定年間近の公務員・富井省三が、妻と死別し二人の子供が独立した家へ帰ると、「鍵穴」が消えていた。家へ入れない?どうしよう。夜の街で“乙”と名乗る男に助けられホテルに泊まる。前半は幻想と現実の狭間で先の見えない不安の極みだ。今は空き家の鎌倉の伯父の家へたどり着いた省三が、亡き先祖に思いをめぐらせる後半への布石か?私の両親は先祖のことを話さなかった。両親の死後、初めて知ることが多くて驚いた。生まれてすぐ死んだ子供。戦死した若者。省三が先祖の故郷、佐久を訪ねる旅に自分を重ねていた。“乙”の正体にはニヤリだったね。

2023/10/29

阿部義彦

河出文庫新刊。2011年講談社、14年に新潮文庫から出たのの再文庫化です。絲山秋子さん売れないからなのか新潮社からも見放されて、それを再文庫化してくれるのが河出なのですよね、流石、坂本龍一の父親の居た会社です。
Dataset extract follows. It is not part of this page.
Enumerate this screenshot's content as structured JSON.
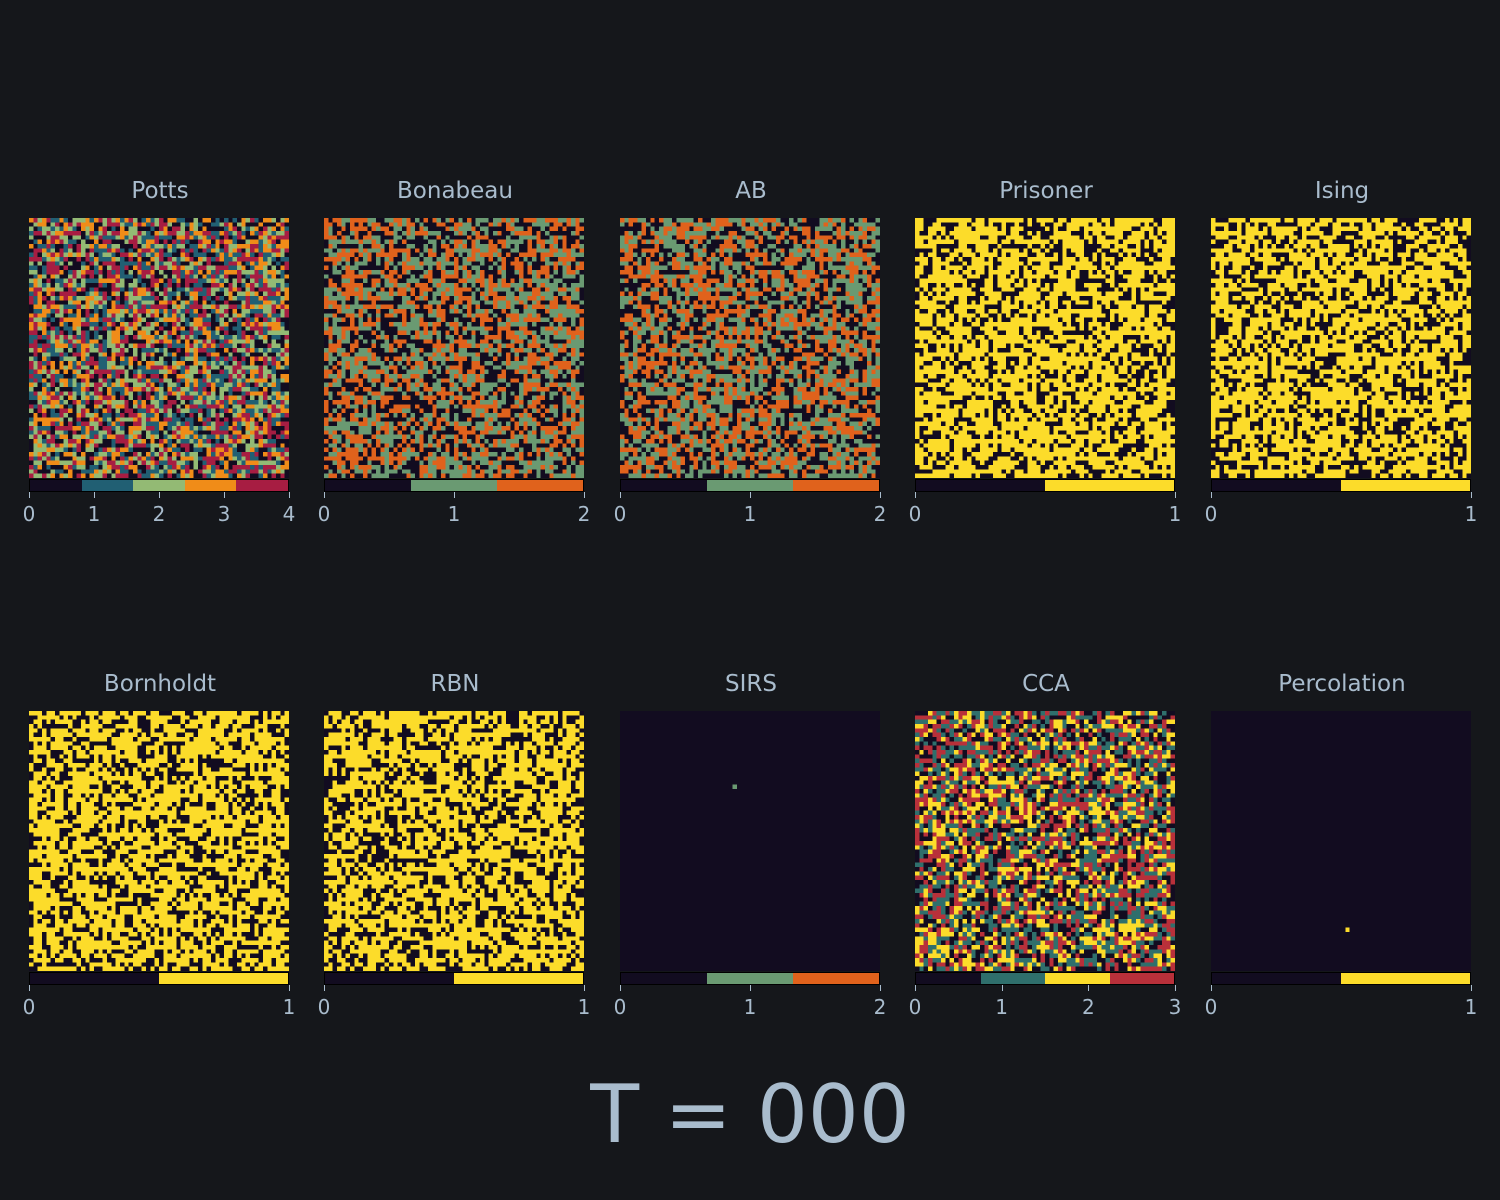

小説読んだの久しぶりかも、絲山さんの小説は確かに読者を選ぶかも。私は筒井さんの「夢乃木坂分岐」に似てると思いました。サイコドラマの様、現実的整合性など二の次、主人公の省三のご先祖を巡る心の旅、だけど単なるオカルトには終わらない冒険譚。斎藤美奈子さんの解説も良い。久々に物語を堪能しました。

2023/09/21

くるみみ

検索すると新潮文庫が出てくるけど講談社、新潮社からの河出文庫で再文庫化と巻末にある。再文庫化の定義は知らないけど年を重ねた人ほど味わい深いお話だと思う。裏表紙のあらすじ通りの展開で、主人公58歳の省三の描写が自宅の鍵穴が無くなって家に入れなくなってもしゃあないわと思えるような絵に描いたようなオッサンだった。それがどんどん変わって本来の自分を取り戻していく様が良かった。そのきっかけがファンタジーのような出来事なところがまた良い。絲山作品は何冊も読んでるけれどこの作品で好きな作家さんだ!となぜか思えた。

2024/02/04

ほんどてん

「鍵穴はどこにもなかった」という一文から始まります。鍵じゃないの?鍵穴がないの?主人公は定年退職が近い男性。帯は「さまよえる男たちに贈る...」読み手が限られそうですが、そんなことは無く、ストーリーも文章も風景も、何もかも素敵な物語でした。きらきらした物語やスリルある物語とは違う、大騒ぎをしない落ち着いた物語の面白さに引き込まれました。著者がデビュー20年ということで、今年は様々な物語や特集を追いかけられる、とても嬉しい年になりました。本作も再文庫化ということで読書中はとても幸せな気持ちで読んでいました。

2023/09/19

バナナカプチーノ

絲山さんの描く中年男が本当に絶妙で、読んでいくうちにこの省三をなんだか応援したくなっていく感じでした。摩訶不思議な世界観はなんとなく村上春樹さんみもあり。河出文庫から出る絲山さんのシリーズ、好きです。しみじみと味わい深いですよね。